Comment la nouvelle attention portée à l’artisanat d’Art a-t-elle influé sur votre démarche et le type de commandes que vous recevez?

Il y a toujours eu un intérêt majeur pour le travail manufacturé de la part d’hommes et de femmes cultivés qui sont capables de reconnaître la valeur potentielle d’une œuvre sans lire une signature ou un prix. Aujourd’hui, l’accès à la connaissance est plus démocratique et donne plus de visibilité au talent. Néanmoins, la qualité est encore trop confidentielle.

Pourquoi préférez vous produire une collection d’œuvres en édition limitée plutôt qu’une production industrielle?

Plus que des éditions, chaque pièce est véritablement unique car réalisée sur demande. Chaque production recevra probablement quelques ajustement, et modifications de teinte ou de détails, ce qui leur assurera leur originalité. C’est pourquoi OAK est aussi l’acronyme de one-of-a-kind. Cette approche est nécessaire pour garder la dimension sacrée que vous ne trouverez jamais dans le design industriel. Quand j’ai lancé mon studio, j’avais déjà de nombreux carnets de croquis remplis d’idées que j’aimerais explorer. Donc quand une « série » est épuisée, je préfère construire un nouveau concept plutôt que de développer une gamme avec le même ADN.
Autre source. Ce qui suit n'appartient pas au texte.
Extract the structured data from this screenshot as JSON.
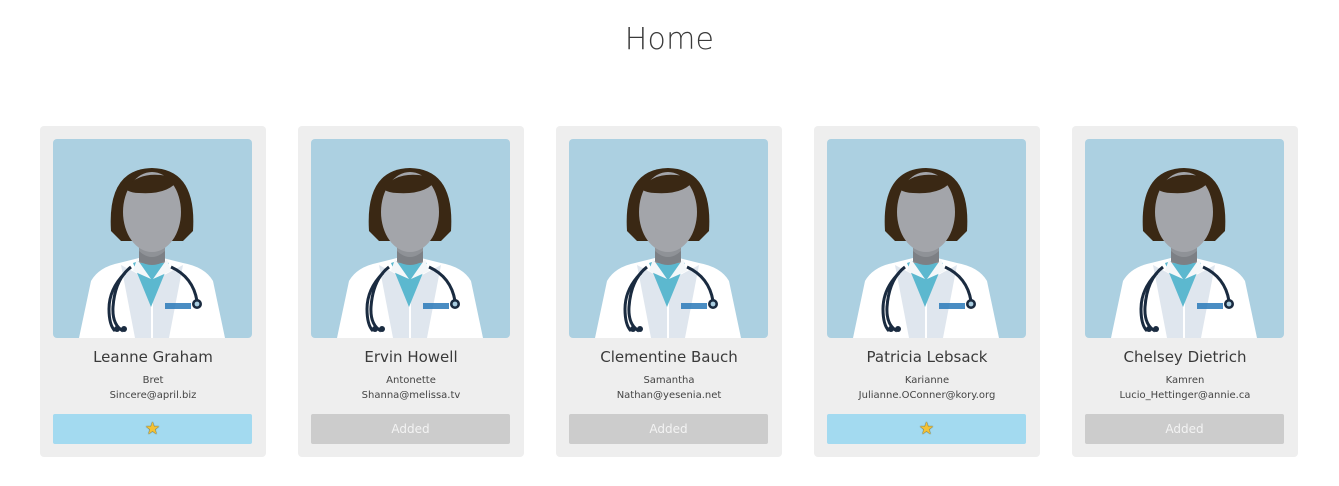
{
  "page": {
    "title": "Home"
  },
  "colors": {
    "card_bg": "#eeeeee",
    "avatar_bg": "#acd0e1",
    "favorite_button_bg": "#a3daf0",
    "added_button_bg": "#cccccc"
  },
  "contacts": [
    {
      "name": "Leanne Graham",
      "username": "Bret",
      "email": "Sincere@april.biz",
      "action": {
        "type": "favorite",
        "label": "",
        "icon": "star-icon"
      }
    },
    {
      "name": "Ervin Howell",
      "username": "Antonette",
      "email": "Shanna@melissa.tv",
      "action": {
        "type": "added",
        "label": "Added"
      }
    },
    {
      "name": "Clementine Bauch",
      "username": "Samantha",
      "email": "Nathan@yesenia.net",
      "action": {
        "type": "added",
        "label": "Added"
      }
    },
    {
      "name": "Patricia Lebsack",
      "username": "Karianne",
      "email": "Julianne.OConner@kory.org",
      "action": {
        "type": "favorite",
        "label": "",
        "icon": "star-icon"
      }
    },
    {
      "name": "Chelsey Dietrich",
      "username": "Kamren",
      "email": "Lucio_Hettinger@annie.ca",
      "action": {
        "type": "added",
        "label": "Added"
      }
    }
  ]
}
Quels types de techniques sont utilisés dans vos meubles?

Je suis fasciné par la patine qui pour moi augmente la beauté et la valeur des matériaux naturels avec le temps. Je ne suis pas un adepte de la résine et des matériaux de synthèse qui ont une obsolescence planifiée, de quelques mois à quelques dizaines d’années, et sans aucune option pour les restaurer. C’est pourquoi j’essaie d’explorer de nouvelles façons d’enrichir les bois, les métaux, les peaux, les pierres ou le verre avec des finis innovants.

Comment voyez-vous la façon moderne de collectionner – que ce soit de l’art, des meubles ou des voitures anciennes?

Je pense qu’il existe autant de façons de collectionner que de collectionneurs. Ce n’est pas un comportement rationnel, donc ce serait une erreur de le formater. De mon point de vue, je préfère me concentrer sur des pièces qui attirent non seulement votre attention au premier regard mais également sous des angles et des éclairages différents sans prendre en compte le discours de la plaquette d’identification. Si vous êtes toujours fasciné par une pièce après cette inspection, ce devrait être un bon choix et il devrait correspondre au suivant, même s’il ne s’agit pas de la même catégorie.